Não podemos terminar a entrevista sem falar de economia. Será o grande cabo eleitoral da ministra Dilma ?
A economia vai muito bem. Então, será sim. Mas não graças à política monetária. Vai bem graças à responsabilidade fiscal, aos investimentos que são objeto de estímulo e às políticas anticíclicas para combater a crise. A economia vai bem apesar da política monetária. A rubrica mais pesada é relativa aos juros com que rolamos nossa dívida, e eles provocaram um desequilíbrio no nosso Orçamento. O grande vilão foram as taxas altas de juros. Me refiro à Selic, que vai levar R$ 1,2 trilhão dos cofres públicos. É um abuso. Não precisava disso.

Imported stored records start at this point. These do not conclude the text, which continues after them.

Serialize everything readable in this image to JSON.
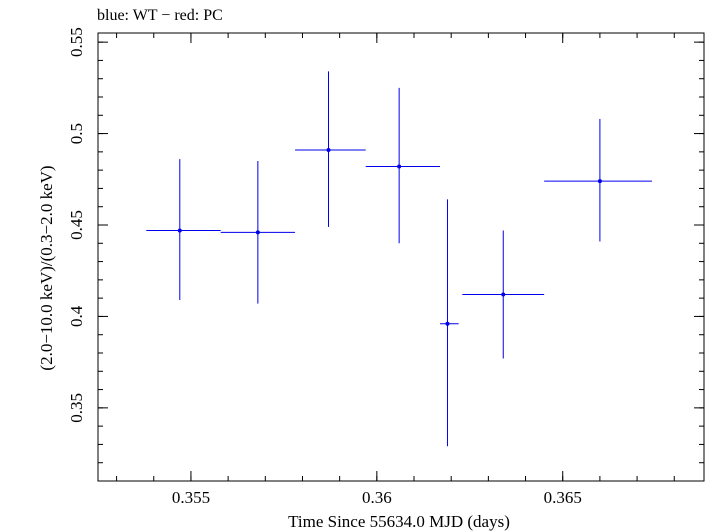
{
  "chart_data": {
    "type": "scatter",
    "title": "blue: WT − red: PC",
    "xlabel": "Time Since 55634.0 MJD (days)",
    "ylabel": "(2.0−10.0 keV)/(0.3−2.0 keV)",
    "xlim": [
      0.3525,
      0.3688
    ],
    "ylim": [
      0.31,
      0.555
    ],
    "x_ticks": [
      0.355,
      0.36,
      0.365
    ],
    "x_tick_labels": [
      "0.355",
      "0.36",
      "0.365"
    ],
    "y_ticks": [
      0.35,
      0.4,
      0.45,
      0.5,
      0.55
    ],
    "y_tick_labels": [
      "0.35",
      "0.4",
      "0.45",
      "0.5",
      "0.55"
    ],
    "series": [
      {
        "color": "#0000ee",
        "points": [
          {
            "x": 0.3547,
            "y": 0.447,
            "xlo": 0.3538,
            "xhi": 0.3558,
            "ylo": 0.409,
            "yhi": 0.486
          },
          {
            "x": 0.3568,
            "y": 0.446,
            "xlo": 0.3558,
            "xhi": 0.3578,
            "ylo": 0.407,
            "yhi": 0.485
          },
          {
            "x": 0.3587,
            "y": 0.491,
            "xlo": 0.3578,
            "xhi": 0.3597,
            "ylo": 0.449,
            "yhi": 0.534
          },
          {
            "x": 0.3606,
            "y": 0.482,
            "xlo": 0.3597,
            "xhi": 0.3617,
            "ylo": 0.44,
            "yhi": 0.525
          },
          {
            "x": 0.3619,
            "y": 0.396,
            "xlo": 0.3617,
            "xhi": 0.3622,
            "ylo": 0.329,
            "yhi": 0.464
          },
          {
            "x": 0.3634,
            "y": 0.412,
            "xlo": 0.3623,
            "xhi": 0.3645,
            "ylo": 0.377,
            "yhi": 0.447
          },
          {
            "x": 0.366,
            "y": 0.474,
            "xlo": 0.3645,
            "xhi": 0.3674,
            "ylo": 0.441,
            "yhi": 0.508
          }
        ]
      }
    ]
  }
}
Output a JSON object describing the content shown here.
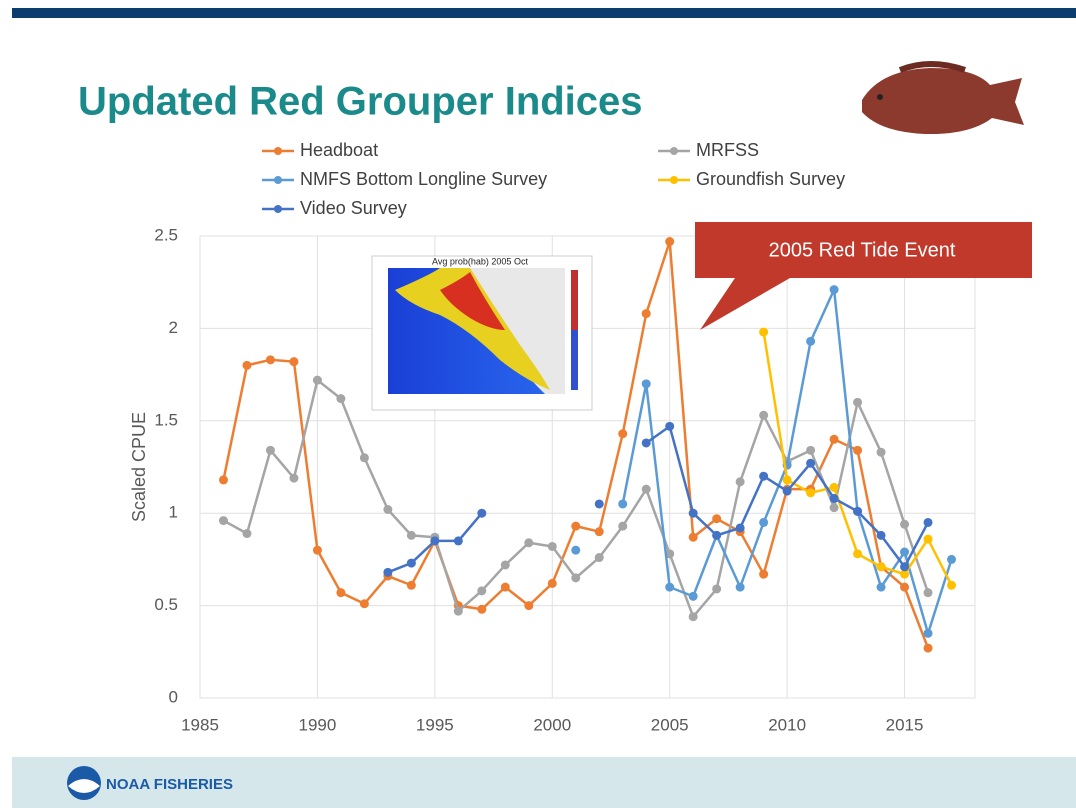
{
  "chart_data": {
    "type": "line",
    "title": "Updated Red Grouper Indices",
    "y_label": "Scaled CPUE",
    "annotation": "2005 Red Tide Event",
    "inset_title": "Avg prob(hab) 2005 Oct",
    "x": [
      1986,
      1987,
      1988,
      1989,
      1990,
      1991,
      1992,
      1993,
      1994,
      1995,
      1996,
      1997,
      1998,
      1999,
      2000,
      2001,
      2002,
      2003,
      2004,
      2005,
      2006,
      2007,
      2008,
      2009,
      2010,
      2011,
      2012,
      2013,
      2014,
      2015,
      2016,
      2017
    ],
    "series": [
      {
        "name": "Headboat",
        "color": "#ed7d31",
        "values": [
          1.18,
          1.8,
          1.83,
          1.82,
          0.8,
          0.57,
          0.51,
          0.66,
          0.61,
          0.85,
          0.5,
          0.48,
          0.6,
          0.5,
          0.62,
          0.93,
          0.9,
          1.43,
          2.08,
          2.47,
          0.87,
          0.97,
          0.9,
          0.67,
          1.13,
          1.13,
          1.4,
          1.34,
          0.71,
          0.6,
          0.27,
          null
        ]
      },
      {
        "name": "MRFSS",
        "color": "#a5a5a5",
        "values": [
          0.96,
          0.89,
          1.34,
          1.19,
          1.72,
          1.62,
          1.3,
          1.02,
          0.88,
          0.87,
          0.47,
          0.58,
          0.72,
          0.84,
          0.82,
          0.65,
          0.76,
          0.93,
          1.13,
          0.78,
          0.44,
          0.59,
          1.17,
          1.53,
          1.28,
          1.34,
          1.03,
          1.6,
          1.33,
          0.94,
          0.57,
          null
        ]
      },
      {
        "name": "NMFS Bottom Longline Survey",
        "color": "#5b9bd5",
        "values": [
          null,
          null,
          null,
          null,
          null,
          null,
          null,
          null,
          null,
          null,
          null,
          null,
          null,
          null,
          null,
          0.8,
          null,
          1.05,
          1.7,
          0.6,
          0.55,
          0.88,
          0.6,
          0.95,
          1.26,
          1.93,
          2.21,
          1.01,
          0.6,
          0.79,
          0.35,
          0.75
        ]
      },
      {
        "name": "Groundfish Survey",
        "color": "#ffc000",
        "values": [
          null,
          null,
          null,
          null,
          null,
          null,
          null,
          null,
          null,
          null,
          null,
          null,
          null,
          null,
          null,
          null,
          null,
          null,
          null,
          null,
          null,
          null,
          null,
          1.98,
          1.18,
          1.11,
          1.14,
          0.78,
          0.71,
          0.67,
          0.86,
          0.61
        ]
      },
      {
        "name": "Video Survey",
        "color": "#4472c4",
        "values": [
          null,
          null,
          null,
          null,
          null,
          null,
          null,
          0.68,
          0.73,
          0.85,
          0.85,
          1.0,
          null,
          null,
          null,
          null,
          1.05,
          null,
          1.38,
          1.47,
          1.0,
          0.88,
          0.92,
          1.2,
          1.12,
          1.27,
          1.08,
          1.01,
          0.88,
          0.71,
          0.95,
          null
        ]
      }
    ],
    "xlim": [
      1985,
      2018
    ],
    "xticks": [
      1985,
      1990,
      1995,
      2000,
      2005,
      2010,
      2015
    ],
    "ylim": [
      0,
      2.5
    ],
    "yticks": [
      0,
      0.5,
      1,
      1.5,
      2,
      2.5
    ],
    "grid": true
  },
  "footer": {
    "logo_text": "NOAA FISHERIES"
  }
}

Qual o desafio do próximo presidente ?
Dar prosseguimento ao trabalho do presidente Lula no concerto internacional. Hoje, o país não tem nada a ver com aquele (do passado). Pode separar antes e depois do Lula. Em toda parte que você vai, a pergunta não é mais sobre o Pelé, de quem temos orgulho. O Brasil é conhecido como um país que dá exemplo. Lula surpreendeu em quase tudo. A mim, nesse trabalho admirável que ele faz lá fora. É um colosso. A liderança e a personalidade dele são admiráveis. Para conversar com a Rainha, no Palácio de Buckingham, ele conversa de igual para igual. Eu falei: “Lula, você fez mal. Na hora que cumprimentou a rainha, você bateu na barriga dela”. E ele fala assim : “ela é minha chapa”. Eles gostam demais dele. Outra coisa, ele não tem complexo. Fala em português mesmo e eles que se danem. Tem um tradutor que explica. Sujeito pegou uma parte, não pegou, ele sai. Não fala nenhuma palavra em inglês e também não entende. Fala o português desembaraçado e eles se viram para traduzir.